Device-side antiviruses for cell phones will be “completely ineffective”, Pescatore added. “The most effective approach to blocking mobile malware will be to block it in the network,” he said.

A Warhol worm is said to infect all vulnerable machines on the internet within 15 minutes. Although the SQL Slammer worm had a strong impact on the internet two years ago, it is the only recorded example of such a threat.

Gartner said complying with regulations is often a useful tactic for obtaining a budget for important security initiatives before incidents occur, but most regulations lead to more reporting rather than increased levels of security. Lawrence Orans, principal analyst with Gartner, suggested organisations would be better off building stronger security processes and then documenting them to demonstrate regulatory compliance.
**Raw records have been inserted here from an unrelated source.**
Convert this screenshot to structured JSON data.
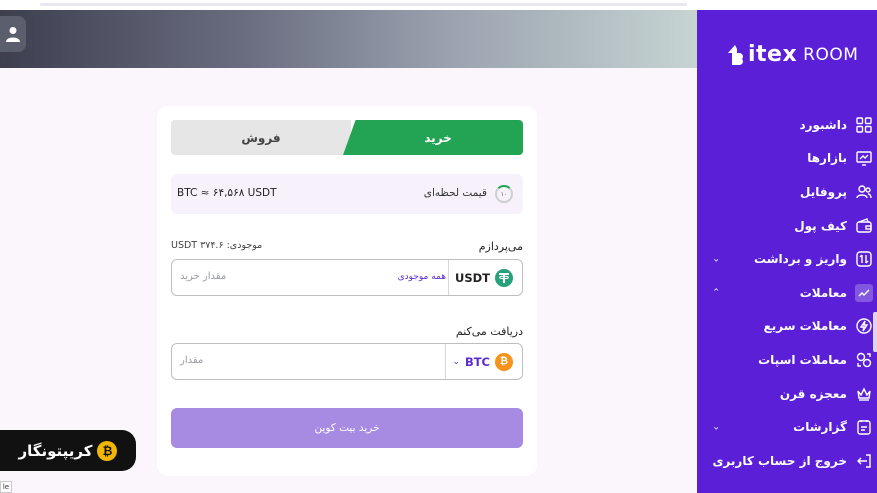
{
  "brand": {
    "logo_main": "itex",
    "logo_sub": "ROOM"
  },
  "sidebar": {
    "items": [
      {
        "label": "داشبورد",
        "icon": "dashboard-grid-icon",
        "has_chevron": false
      },
      {
        "label": "بازارها",
        "icon": "market-chart-icon",
        "has_chevron": false
      },
      {
        "label": "پروفایل",
        "icon": "profile-users-icon",
        "has_chevron": false
      },
      {
        "label": "کیف پول",
        "icon": "wallet-icon",
        "has_chevron": false
      },
      {
        "label": "واریز و برداشت",
        "icon": "deposit-withdraw-icon",
        "has_chevron": true,
        "chevron": "⌄"
      },
      {
        "label": "معاملات",
        "icon": "trades-chart-icon",
        "has_chevron": true,
        "chevron": "⌃"
      },
      {
        "label": "معاملات سریع",
        "icon": "quick-trade-icon",
        "has_chevron": false
      },
      {
        "label": "معاملات اسپات",
        "icon": "spot-trade-icon",
        "has_chevron": false
      },
      {
        "label": "معجزه قرن",
        "icon": "crown-icon",
        "has_chevron": false
      },
      {
        "label": "گزارشات",
        "icon": "reports-icon",
        "has_chevron": true,
        "chevron": "⌄"
      },
      {
        "label": "خروج از حساب کاربری",
        "icon": "logout-icon",
        "has_chevron": false
      }
    ]
  },
  "trade": {
    "tab_sell": "فروش",
    "tab_buy": "خرید",
    "price_label": "قیمت لحظه‌ای",
    "price_value": "BTC ≈ ۶۴,۵۶۸ USDT",
    "timer_text": "۱۰",
    "pay_label": "می‌پردازم",
    "balance_label": "موجودی:",
    "balance_value": "USDT ۳۷۴.۶",
    "pay_coin": "USDT",
    "all_balance": "همه موجودی",
    "pay_placeholder": "مقدار خرید",
    "recv_label": "دریافت می‌کنم",
    "recv_coin": "BTC",
    "recv_placeholder": "مقدار",
    "submit": "خرید بیت کوین"
  },
  "watermark": {
    "text": "کریپتونگار"
  },
  "corner": {
    "text": "le"
  },
  "colors": {
    "sidebar": "#5a1fd6",
    "buy_green": "#22a454",
    "submit_disabled": "#a78be3",
    "accent_purple": "#5a2bd0"
  }
}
Lastly, Gartner advised businesses to equip and educate their mobile workers with the tools and knowledge to mitigate the threats from wireless hotspots so they can be used safely. Mobile users should seek out 802.1X protected access points because these allow encryption between the mobile device and the access point. Another option for greater security would be to use software on the device that can validate a genuine hostpot’s identity and thereby reduce the risk of connecting to a rogue access point.
Mobile users in hotspots should use their corporate VPN connection to protect traffic as it travels through the internet, Pescatore suggested. They should also use personal firewalls and turn off file/print sharing on their machines to avoid having data stolen.